Action Tuam was established as a non-profit organisation in 1990 to assist in creating employment in North County Galway, South County Mayo and County Roscommon. Action Tuam is registered in Ireland with the Companies Registration Office (CRO). The organisation offers advice and industrial unit rental to start-up SMEs and entrepreneurs with business ideas with the potential to create employment in the West of Ireland.

== History ==
The origins of Action Tuam date to the early 1980s and a government decision to close the Greencore sugar factory at Tuam. The sugar factory had been a major source of employment in North Galway, and then Archbishop of Tuam, Joseph Cassidy convened a meeting to discuss the issue of unemployment, at which a task group was formed.

The original enterprise centre was set up in 1992 at Tuam Business Park. It attracted several small business, including John Concannon's "JFC Manufacturing", now a multi-national operation. The group converted an old textile factory into industrial units, and the centre was officially opened in March 1994 by the then Minister for Enterprise and Employment Ruairi Quinn. The industrial units were later sold to tenants to finance expansion.

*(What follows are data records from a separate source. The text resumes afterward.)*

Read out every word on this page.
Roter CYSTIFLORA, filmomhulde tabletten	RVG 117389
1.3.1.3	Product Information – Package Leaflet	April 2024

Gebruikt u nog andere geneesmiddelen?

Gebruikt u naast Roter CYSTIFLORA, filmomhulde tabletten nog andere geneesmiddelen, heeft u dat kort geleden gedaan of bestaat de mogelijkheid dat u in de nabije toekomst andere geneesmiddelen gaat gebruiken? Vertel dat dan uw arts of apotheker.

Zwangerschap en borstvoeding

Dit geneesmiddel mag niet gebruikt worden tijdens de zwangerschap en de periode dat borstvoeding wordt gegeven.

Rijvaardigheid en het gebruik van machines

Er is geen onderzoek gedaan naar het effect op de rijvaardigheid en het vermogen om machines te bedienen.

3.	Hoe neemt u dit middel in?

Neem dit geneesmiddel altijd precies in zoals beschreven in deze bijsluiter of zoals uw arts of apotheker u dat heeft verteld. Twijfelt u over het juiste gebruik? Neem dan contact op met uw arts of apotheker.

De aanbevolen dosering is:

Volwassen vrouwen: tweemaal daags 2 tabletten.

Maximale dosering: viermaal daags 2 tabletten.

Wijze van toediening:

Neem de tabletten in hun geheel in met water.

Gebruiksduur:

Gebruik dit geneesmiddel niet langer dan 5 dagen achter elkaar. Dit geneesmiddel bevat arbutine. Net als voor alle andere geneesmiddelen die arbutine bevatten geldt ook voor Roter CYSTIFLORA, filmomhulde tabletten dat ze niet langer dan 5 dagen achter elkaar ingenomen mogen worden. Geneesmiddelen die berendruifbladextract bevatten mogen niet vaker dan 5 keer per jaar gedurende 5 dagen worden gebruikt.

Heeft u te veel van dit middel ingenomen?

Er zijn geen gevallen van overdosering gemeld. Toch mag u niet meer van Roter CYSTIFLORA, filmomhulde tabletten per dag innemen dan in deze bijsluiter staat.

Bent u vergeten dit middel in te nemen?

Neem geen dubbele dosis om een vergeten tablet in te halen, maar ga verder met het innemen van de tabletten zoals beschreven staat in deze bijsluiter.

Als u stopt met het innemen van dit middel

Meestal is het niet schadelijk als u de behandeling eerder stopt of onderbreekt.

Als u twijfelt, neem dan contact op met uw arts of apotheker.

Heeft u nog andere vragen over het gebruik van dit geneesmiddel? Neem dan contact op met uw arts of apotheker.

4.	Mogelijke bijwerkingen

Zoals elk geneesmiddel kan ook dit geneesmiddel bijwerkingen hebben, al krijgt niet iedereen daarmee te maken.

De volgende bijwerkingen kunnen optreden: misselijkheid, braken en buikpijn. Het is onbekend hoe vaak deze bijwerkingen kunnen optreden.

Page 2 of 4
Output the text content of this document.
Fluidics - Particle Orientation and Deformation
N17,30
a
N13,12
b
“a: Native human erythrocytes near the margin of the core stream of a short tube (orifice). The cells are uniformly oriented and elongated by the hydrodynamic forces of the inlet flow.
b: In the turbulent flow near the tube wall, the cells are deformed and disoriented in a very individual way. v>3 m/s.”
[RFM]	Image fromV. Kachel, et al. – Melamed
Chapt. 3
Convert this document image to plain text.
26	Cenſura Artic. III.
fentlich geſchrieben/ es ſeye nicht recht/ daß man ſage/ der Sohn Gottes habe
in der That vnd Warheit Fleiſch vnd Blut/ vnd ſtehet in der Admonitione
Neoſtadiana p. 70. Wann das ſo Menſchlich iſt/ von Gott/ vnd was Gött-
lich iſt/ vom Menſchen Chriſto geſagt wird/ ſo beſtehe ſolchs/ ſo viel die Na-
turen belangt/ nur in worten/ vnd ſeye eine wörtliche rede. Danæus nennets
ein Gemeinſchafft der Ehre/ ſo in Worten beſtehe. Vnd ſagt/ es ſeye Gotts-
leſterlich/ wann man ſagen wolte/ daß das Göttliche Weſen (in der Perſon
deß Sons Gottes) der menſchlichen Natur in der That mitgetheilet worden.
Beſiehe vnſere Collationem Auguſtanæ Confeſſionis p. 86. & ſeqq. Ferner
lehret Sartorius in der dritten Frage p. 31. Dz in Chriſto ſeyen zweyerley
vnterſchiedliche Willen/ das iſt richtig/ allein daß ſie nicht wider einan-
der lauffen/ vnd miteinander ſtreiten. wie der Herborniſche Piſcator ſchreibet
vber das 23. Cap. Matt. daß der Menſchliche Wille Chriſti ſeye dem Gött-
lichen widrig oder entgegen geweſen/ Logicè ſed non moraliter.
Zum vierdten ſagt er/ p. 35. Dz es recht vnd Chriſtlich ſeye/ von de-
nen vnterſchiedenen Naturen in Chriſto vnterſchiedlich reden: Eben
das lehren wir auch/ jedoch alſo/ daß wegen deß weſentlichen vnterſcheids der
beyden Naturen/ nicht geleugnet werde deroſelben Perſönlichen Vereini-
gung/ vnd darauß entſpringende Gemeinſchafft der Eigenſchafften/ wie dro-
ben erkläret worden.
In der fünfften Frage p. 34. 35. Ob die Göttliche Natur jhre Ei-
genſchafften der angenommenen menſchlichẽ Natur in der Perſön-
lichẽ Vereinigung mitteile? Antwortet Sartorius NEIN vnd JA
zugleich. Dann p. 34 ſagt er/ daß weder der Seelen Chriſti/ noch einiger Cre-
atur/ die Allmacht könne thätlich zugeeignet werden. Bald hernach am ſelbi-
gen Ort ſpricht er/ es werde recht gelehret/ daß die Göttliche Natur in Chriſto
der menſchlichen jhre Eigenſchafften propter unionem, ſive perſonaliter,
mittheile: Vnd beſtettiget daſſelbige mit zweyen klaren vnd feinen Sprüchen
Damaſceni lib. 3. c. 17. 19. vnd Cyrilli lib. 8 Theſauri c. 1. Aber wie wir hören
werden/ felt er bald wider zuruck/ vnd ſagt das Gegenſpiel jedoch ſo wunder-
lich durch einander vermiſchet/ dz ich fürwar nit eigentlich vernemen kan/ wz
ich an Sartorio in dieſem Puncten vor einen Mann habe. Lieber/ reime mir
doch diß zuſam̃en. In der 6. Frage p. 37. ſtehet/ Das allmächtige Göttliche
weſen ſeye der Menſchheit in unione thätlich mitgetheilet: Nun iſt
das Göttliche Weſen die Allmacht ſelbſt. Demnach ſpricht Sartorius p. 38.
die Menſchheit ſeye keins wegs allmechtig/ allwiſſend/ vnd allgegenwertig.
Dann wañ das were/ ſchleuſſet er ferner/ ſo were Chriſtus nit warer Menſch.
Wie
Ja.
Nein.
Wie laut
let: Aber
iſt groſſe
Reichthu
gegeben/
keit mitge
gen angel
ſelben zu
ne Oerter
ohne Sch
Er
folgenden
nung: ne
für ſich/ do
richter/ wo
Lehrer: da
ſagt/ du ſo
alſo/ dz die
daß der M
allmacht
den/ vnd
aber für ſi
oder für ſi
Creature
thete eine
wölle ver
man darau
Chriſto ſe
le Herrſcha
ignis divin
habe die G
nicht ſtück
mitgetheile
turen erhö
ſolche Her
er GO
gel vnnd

In 2004 the group purchased the adjacent lands from the Industrial Development Authority with a view to building a technology centre. The new Beechtree Business Park facility was constructed during 2010 and 2011 with some support from Enterprise Ireland.

To launch the Beech Tree Business Park facility, together with the Galway County and City Enterprise Board, Action Tuam ran a business competition. A special student prize was also on offer to third level entrepreneurs. The €25,000 prize fund gave three companies an opportunity to expand their business.